# Batch training demonstration

#### Imports

In [1]:
# training automation
from simcat import BatchTrain
# defining the model
from keras.models import Sequential, load_model
from keras.layers import Dense

Using TensorFlow backend.


#### Define the parameters for training:

* Where is the data?
* What do want to name the outputs?
* What proportion do we want to split into training vs. testing?
* Do we want to exclude scenarios with introgression between sister taxa?
* Do we want to exclude scenarios where introgression is really low?
* Do we want to make a "zero" category that includes all remaining simulations with magnitude under some number?

In [2]:
tester = BatchTrain.BatchTrain(input_name='cleaned',
                    output_name='model_training',
                    directory='../../imb_8tip_20mil/merged/',
                    prop_training=0.9,
                    exclude_sisters=True,
                    exclude_magnitude=0.1,
                    to_zero_magnitude=None
                   )

77840 total simulations.
53249 total simulations compatible with parameters.
Data split into 47924 training and 5325 testing simulations.


Analysis reference file saved to ../../imb_8tip_20mil/merged/model_training.analysis.h5


#### An "analysis.h5" file has been saved as output.
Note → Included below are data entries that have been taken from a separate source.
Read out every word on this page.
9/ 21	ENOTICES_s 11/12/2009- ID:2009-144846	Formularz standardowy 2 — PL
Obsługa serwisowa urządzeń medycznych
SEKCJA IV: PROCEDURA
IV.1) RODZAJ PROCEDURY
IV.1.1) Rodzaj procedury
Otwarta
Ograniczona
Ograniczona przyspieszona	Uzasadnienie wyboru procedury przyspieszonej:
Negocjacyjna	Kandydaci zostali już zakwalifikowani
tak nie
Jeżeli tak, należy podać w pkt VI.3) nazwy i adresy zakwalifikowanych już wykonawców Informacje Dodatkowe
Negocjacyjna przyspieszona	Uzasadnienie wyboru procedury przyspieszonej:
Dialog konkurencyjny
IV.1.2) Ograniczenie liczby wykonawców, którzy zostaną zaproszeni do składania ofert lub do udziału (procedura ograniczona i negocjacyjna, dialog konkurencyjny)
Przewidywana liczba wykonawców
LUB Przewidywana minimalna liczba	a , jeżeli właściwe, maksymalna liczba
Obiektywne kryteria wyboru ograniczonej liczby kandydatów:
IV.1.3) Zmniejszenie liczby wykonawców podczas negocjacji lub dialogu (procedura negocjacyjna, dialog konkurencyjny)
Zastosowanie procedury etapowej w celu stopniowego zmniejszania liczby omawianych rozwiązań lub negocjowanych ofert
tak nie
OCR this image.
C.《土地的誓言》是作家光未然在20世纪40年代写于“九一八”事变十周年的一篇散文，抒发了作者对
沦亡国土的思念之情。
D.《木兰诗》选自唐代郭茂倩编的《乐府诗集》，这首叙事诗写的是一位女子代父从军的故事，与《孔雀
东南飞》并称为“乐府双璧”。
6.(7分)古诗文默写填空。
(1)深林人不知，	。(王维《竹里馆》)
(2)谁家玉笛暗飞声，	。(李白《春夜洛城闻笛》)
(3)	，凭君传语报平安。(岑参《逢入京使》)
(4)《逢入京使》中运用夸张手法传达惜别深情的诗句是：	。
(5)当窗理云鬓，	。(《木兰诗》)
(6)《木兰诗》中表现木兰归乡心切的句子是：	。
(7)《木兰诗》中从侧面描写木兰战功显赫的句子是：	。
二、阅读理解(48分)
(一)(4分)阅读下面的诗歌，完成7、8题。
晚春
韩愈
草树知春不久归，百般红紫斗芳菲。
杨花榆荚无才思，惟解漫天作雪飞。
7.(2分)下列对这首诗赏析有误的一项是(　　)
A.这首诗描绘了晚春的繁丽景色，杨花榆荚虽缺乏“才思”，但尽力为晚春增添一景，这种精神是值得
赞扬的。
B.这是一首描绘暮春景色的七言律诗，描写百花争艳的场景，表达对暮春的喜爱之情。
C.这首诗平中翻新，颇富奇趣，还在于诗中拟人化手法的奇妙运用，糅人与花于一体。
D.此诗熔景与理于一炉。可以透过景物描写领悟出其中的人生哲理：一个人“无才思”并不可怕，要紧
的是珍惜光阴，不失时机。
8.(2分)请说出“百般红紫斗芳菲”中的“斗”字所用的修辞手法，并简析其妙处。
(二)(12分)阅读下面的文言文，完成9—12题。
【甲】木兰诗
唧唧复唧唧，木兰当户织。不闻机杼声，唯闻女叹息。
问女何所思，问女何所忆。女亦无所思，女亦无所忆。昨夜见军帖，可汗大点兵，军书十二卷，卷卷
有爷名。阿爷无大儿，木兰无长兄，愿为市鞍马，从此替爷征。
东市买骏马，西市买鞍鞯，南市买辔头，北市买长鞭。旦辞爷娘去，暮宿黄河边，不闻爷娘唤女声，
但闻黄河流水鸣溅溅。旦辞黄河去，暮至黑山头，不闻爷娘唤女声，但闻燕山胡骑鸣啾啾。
It contains indices for simulations in the training vs testing dataset, as well as some metadata about the training. 
#### A "onehot_dict.csv" file has also been saved, to convert between integer codes and the literal string labels.

### Define a neural network

In [3]:
# Neural network architecture defined with Keras tools
model = Sequential()
model.add(Dense(1000, input_dim=tester.input_shape, activation='relu'))
model.add(Dense(tester.num_classes, activation='softmax'))
model.compile(loss='categorical_crossentropy', optimizer='adam', metrics=['accuracy'])

### Initialize the network model for the BatchTrain object -- which will also save the model as a file

In [4]:
tester.init_model(model)

New neural network saved to: ../../imb_8tip_20mil/merged/model_training.model.h5


### Now designate the batch size and the number of epochs, and train!

In [5]:
tester.train(batch_size=200,
             num_epochs=5)

Epoch 1/5
Epoch 2/5
Epoch 3/5
Epoch 4/5
Epoch 5/5


#### The model is automatically saved to disk after each epoch.